Arbitration is not unique to the United States’ legal system. The United Kingdom also employs arbitration as a means to solve civil disputes outside of the confines of a court room. Arbitration in the United Kingdom is governed by the 1996 Arbitration Act which states that “the object of arbitration is to obtain the fair resolution of disputes by an impartial tribunal without unnecessary delay or expense,” and “the parties should be free to agree how their disputes are resolved, subject only to such safeguards as are necessary in the public interest.” The benefits of arbitration in the United Kingdom are similar to those in the United States – it is a faster, more cost-effective, and (generally) final way to resolve civil claims.
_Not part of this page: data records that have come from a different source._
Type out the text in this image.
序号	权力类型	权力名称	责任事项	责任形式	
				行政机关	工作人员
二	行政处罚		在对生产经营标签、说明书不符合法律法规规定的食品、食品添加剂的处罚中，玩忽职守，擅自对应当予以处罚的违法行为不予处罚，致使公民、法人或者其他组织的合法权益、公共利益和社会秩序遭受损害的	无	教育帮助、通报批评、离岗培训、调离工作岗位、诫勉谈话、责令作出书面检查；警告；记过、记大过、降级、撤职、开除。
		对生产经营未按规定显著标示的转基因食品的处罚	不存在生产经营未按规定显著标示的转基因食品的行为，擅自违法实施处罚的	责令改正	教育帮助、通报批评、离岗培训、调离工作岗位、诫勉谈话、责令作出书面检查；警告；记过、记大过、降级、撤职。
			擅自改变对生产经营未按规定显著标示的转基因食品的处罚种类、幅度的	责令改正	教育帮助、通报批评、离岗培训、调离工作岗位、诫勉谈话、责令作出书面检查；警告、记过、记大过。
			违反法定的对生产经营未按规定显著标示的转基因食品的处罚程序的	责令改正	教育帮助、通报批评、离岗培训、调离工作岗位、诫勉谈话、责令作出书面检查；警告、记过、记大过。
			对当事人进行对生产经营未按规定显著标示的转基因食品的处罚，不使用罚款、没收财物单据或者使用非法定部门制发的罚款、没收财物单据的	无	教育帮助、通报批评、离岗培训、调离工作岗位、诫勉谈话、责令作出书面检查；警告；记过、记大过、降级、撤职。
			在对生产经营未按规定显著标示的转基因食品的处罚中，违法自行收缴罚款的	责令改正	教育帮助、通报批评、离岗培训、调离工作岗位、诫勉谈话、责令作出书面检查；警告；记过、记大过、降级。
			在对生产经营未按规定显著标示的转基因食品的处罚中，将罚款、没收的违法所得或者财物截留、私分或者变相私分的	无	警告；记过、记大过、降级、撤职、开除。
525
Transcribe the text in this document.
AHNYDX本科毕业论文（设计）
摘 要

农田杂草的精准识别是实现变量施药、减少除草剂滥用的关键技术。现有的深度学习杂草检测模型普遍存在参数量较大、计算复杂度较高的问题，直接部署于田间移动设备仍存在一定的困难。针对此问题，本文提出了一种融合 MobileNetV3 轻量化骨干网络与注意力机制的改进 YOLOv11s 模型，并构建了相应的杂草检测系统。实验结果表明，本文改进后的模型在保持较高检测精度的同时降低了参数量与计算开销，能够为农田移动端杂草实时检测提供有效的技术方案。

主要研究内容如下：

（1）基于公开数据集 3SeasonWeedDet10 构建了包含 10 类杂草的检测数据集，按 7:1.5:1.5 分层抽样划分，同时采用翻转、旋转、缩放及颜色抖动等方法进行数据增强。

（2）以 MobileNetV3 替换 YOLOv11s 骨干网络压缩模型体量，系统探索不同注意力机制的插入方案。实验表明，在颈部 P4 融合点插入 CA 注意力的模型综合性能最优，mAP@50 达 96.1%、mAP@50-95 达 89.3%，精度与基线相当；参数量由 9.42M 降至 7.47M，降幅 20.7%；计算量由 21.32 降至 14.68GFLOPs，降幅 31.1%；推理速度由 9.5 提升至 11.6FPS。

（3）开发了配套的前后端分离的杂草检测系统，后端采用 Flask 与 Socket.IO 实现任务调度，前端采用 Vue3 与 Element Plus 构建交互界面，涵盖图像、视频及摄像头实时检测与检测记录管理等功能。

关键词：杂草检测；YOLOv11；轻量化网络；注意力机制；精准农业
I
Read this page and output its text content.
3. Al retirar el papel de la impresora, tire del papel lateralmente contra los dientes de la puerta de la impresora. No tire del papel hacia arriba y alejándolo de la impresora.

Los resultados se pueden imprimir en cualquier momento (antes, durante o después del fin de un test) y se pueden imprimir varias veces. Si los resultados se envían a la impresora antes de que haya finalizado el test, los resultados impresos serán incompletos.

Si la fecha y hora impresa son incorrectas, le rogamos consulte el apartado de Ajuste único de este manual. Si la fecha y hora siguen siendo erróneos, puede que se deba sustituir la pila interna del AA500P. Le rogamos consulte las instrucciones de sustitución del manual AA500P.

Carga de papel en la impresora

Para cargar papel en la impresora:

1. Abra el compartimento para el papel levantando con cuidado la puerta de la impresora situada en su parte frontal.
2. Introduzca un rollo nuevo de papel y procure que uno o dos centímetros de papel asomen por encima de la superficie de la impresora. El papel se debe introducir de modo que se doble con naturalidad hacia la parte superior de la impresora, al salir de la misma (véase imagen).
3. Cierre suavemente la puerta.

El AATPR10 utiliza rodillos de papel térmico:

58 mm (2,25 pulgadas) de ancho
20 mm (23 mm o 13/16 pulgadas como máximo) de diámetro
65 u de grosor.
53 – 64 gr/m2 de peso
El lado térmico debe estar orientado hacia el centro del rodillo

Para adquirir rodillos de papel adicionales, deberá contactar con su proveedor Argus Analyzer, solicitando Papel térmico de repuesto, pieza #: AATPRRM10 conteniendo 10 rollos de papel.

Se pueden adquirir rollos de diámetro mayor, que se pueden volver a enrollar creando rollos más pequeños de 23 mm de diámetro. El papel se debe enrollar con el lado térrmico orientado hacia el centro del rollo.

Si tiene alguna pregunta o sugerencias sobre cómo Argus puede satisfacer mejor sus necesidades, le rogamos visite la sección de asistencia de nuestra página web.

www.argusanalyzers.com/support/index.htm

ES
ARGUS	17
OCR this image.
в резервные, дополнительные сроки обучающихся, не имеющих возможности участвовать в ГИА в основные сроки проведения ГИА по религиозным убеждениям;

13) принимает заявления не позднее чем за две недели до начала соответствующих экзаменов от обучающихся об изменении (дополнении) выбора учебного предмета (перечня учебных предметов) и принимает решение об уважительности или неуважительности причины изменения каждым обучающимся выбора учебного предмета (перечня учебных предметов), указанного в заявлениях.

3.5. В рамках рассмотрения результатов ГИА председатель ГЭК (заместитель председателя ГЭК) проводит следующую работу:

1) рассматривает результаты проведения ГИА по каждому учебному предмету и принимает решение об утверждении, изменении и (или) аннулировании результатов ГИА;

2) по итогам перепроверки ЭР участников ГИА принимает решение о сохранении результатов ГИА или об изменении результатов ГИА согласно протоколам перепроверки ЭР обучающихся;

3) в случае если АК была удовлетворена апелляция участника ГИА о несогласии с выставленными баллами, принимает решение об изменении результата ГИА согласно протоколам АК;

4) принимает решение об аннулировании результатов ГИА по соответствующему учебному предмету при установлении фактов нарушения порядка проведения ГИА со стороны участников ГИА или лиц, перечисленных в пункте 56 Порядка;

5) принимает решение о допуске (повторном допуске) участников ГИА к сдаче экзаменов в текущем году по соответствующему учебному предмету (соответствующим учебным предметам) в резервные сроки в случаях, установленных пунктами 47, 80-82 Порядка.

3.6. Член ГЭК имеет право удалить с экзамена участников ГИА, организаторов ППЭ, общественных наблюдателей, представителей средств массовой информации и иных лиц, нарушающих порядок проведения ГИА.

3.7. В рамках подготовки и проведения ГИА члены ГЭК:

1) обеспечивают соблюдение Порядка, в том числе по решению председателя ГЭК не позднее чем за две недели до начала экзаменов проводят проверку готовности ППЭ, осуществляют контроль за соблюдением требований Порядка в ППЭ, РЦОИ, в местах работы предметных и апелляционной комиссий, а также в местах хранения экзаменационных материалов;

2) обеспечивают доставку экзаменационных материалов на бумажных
However, the United Kingdom’s approach does differ in some key ways. The first is that in the United Kingdom, arbitrators assigned to a case are appointed by the government rather than hired by one of the parties to the dispute. The other key difference is that the United Kingdom allows a party to appeal damages awarded by the arbitrator if it is found that the decision is “obviously wrong,” “the question is one of general public importance,” and the decision is “open to serious doubt.”
These differences have significant impacts and should be considered for inclusion in the United States’ alternative dispute resolution scheme. In the United States, the parties get to choose the arbitrator, which is often seen as a benefit. However, this can be unfair in situations of uneven power and wealth dynamics – such as a dispute between a corporation and an individual. Further, corporations will often place mandatory arbitration clauses in employment or consumer contracts that specify that the corporation gets to choose the arbitrator. Because arbitrators are only paid when selected for a case, it could create inherent bias for the corporation, as the arbitrator is likely unable to ignore the possibility of future work from the corporation. If a neutral party to the dispute chooses the arbitrator, like the government does in the United Kingdom, this would likely help to eliminate inherent human biases in arbitrators and result in a more just outcome for the parties.
The United States should also adopt the United Kingdom’s practice of allowing appeals of damage awards in certain situations. The United States does not allow for any appeals after a decision is issued for the benefit of providing a definite and final answer to a dispute. However, having no appeals process inevitably results in some parties having to accept unjust results. The United Kingdom’s allowance of appeals in a limited capacity – parties can only appeal the damages awarded and only in circumstances where the decision is “obviously wrong” or concerns a matter of “general public importance” – still provides a fast and generally final decision, while also allowing greatly unjust decisions to be reviewed and corrected. The United States’ arbitration process could benefit from a similar check on arbitrators’ powers of decision. If the United States were to implement these two changes into its arbitration processes, it would likely result in more just rulings for parties, particularly in the context of uneven power dynamics between parties.
Emma Pearson is a Staff Editor at CICLR.